月の雫[七福神大戦録]


放課後。

保健室に集まった皆に、昨日の一件を話した。


「弁財天があちら側に回るとは、事態は深刻かもしれませんね……」


福禄寿が、険しい表情を滲ませる。
――が、私に向き直ると、その優しい瞳で微笑んで見せた。


「でも良かったです。二人共無事なんですから。よく頑張りましたね。流石、咲さんです」


「いえ、そんな……」


何だか恥ずかしくなって、私は思わず俯いてしまう。


「何が、良かったなんだよ……」


隅で黙って聞いていた、恵比寿が口を開くと、ずんがずんがと大黒天に近寄る。


「全然良くないだろ!?彼女は殺されていたかもしれない!!大黒!!そもそも、お前がしっかりしないから、招いた結果なんだよ!!」


そう、いい放つと、大黒天の胸ぐらを掴み、引き寄せる。
福禄寿が咄嗟に仲介に入ろうと、二人をなだめるが、大黒天は、表情一つ変えず、ただ、じっと彼を見据えていた。

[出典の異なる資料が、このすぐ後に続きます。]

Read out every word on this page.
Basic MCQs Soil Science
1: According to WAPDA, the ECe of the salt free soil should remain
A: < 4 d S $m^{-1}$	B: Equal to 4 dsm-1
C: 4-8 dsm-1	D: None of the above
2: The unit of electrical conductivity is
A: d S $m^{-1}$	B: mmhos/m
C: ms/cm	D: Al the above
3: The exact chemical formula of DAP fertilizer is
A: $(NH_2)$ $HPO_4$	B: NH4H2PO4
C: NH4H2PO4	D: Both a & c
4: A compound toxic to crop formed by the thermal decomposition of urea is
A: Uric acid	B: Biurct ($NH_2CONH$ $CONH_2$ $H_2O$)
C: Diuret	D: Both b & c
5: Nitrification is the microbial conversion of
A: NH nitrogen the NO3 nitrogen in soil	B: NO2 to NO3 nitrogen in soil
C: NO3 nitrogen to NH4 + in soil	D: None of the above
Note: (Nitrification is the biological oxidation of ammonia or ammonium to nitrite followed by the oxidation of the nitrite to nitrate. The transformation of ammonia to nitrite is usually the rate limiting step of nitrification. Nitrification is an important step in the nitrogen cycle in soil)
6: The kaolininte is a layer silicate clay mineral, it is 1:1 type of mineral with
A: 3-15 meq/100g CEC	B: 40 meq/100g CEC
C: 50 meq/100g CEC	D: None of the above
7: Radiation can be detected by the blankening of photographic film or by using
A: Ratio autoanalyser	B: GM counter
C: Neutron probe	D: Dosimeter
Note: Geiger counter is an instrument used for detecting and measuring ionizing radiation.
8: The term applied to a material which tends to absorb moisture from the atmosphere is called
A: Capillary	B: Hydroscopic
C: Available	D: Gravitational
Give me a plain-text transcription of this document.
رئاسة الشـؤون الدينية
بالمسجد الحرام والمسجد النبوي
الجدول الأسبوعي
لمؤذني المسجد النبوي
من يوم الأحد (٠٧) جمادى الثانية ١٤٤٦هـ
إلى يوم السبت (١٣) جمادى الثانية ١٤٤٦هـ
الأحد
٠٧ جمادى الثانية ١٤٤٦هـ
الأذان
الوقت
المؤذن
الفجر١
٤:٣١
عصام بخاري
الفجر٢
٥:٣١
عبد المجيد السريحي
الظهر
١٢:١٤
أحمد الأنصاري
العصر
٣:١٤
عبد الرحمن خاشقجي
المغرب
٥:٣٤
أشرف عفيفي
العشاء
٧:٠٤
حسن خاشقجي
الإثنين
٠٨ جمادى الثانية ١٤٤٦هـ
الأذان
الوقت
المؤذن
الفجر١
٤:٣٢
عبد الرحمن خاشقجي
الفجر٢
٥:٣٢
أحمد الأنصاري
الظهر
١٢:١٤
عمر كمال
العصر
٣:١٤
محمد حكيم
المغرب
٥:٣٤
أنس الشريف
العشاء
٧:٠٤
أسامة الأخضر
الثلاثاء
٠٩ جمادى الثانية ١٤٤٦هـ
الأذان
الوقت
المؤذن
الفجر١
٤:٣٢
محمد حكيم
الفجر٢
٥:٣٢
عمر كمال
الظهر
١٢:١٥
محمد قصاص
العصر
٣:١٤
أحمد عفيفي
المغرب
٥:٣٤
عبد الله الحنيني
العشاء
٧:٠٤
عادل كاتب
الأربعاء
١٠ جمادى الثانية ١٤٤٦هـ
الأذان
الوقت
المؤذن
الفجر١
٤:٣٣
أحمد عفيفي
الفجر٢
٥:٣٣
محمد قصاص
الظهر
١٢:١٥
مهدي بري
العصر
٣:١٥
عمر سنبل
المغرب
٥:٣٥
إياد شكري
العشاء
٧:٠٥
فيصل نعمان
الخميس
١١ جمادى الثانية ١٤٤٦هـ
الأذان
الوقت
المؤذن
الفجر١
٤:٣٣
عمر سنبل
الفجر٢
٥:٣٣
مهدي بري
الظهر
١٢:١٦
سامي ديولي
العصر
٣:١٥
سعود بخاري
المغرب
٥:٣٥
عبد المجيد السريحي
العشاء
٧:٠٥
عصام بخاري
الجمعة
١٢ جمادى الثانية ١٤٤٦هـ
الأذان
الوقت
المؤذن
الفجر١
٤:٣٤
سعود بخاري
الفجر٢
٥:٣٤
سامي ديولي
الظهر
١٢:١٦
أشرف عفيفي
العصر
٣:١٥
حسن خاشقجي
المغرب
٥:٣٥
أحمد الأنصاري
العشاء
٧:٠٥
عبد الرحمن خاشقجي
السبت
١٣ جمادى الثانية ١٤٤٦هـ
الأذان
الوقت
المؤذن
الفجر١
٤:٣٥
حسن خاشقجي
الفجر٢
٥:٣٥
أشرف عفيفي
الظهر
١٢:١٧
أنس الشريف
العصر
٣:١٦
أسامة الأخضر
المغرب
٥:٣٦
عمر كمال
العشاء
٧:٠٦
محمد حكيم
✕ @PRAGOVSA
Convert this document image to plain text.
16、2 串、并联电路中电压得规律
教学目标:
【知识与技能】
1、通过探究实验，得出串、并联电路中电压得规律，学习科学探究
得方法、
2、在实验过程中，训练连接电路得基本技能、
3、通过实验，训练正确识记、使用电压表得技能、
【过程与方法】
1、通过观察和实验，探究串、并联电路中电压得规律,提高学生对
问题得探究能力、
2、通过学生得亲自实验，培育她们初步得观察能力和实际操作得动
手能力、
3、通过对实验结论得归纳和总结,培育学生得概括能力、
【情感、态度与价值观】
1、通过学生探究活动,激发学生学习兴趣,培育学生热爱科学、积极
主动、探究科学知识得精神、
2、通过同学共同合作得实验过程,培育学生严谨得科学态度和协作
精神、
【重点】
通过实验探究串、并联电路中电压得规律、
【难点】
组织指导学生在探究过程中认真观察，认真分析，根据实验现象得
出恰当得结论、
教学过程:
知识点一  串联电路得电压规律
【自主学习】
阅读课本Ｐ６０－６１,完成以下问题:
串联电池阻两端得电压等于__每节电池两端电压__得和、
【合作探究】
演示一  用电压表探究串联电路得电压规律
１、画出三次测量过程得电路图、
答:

「……あんたには、言われたくないな。言い寄って来る女、皆その気にさせておいて、誰一人本気にならない。いや、なれないと言った方がいいか?」


「……!!」


大黒天は、力強く恵比寿の手を掴みほどくと、乱れた着衣を整えながら、更に言葉を続ける。


「皆が人間だからか?結局、あんたは、あれから何一つも変わっちゃいない」


そう言うと、大黒天は静かに出て行った。



「……少し、風にあたってくるよ」


恵比寿も出て行ってしまい、保健室は静けさだけが残った。

初めて見れた、二人の本音。
そして、衝突。

困惑して、なんて言えばいいのか、言葉が見つからなかった。


「変な所をお見せしてしまい、すみません。咲さんが気にする事では、ないですから」


福禄寿が、すまなそうに言った。


「まあ、あの二人、何だかんだ仲良いし」


「でも……私、やっぱり行って来る!!」


私は、二人に礼をして、保健室を駆け出した。


『良いですね。青い春です。キラキラしていて眩しいですね〜』


『そっすか?面倒としか思えないすけど』


『仕方ないですね〜、私達は、もう一人の所にでも行きますか?』


そう福禄寿は、ダルそうな布袋の腕を引き、保健室を出て行った。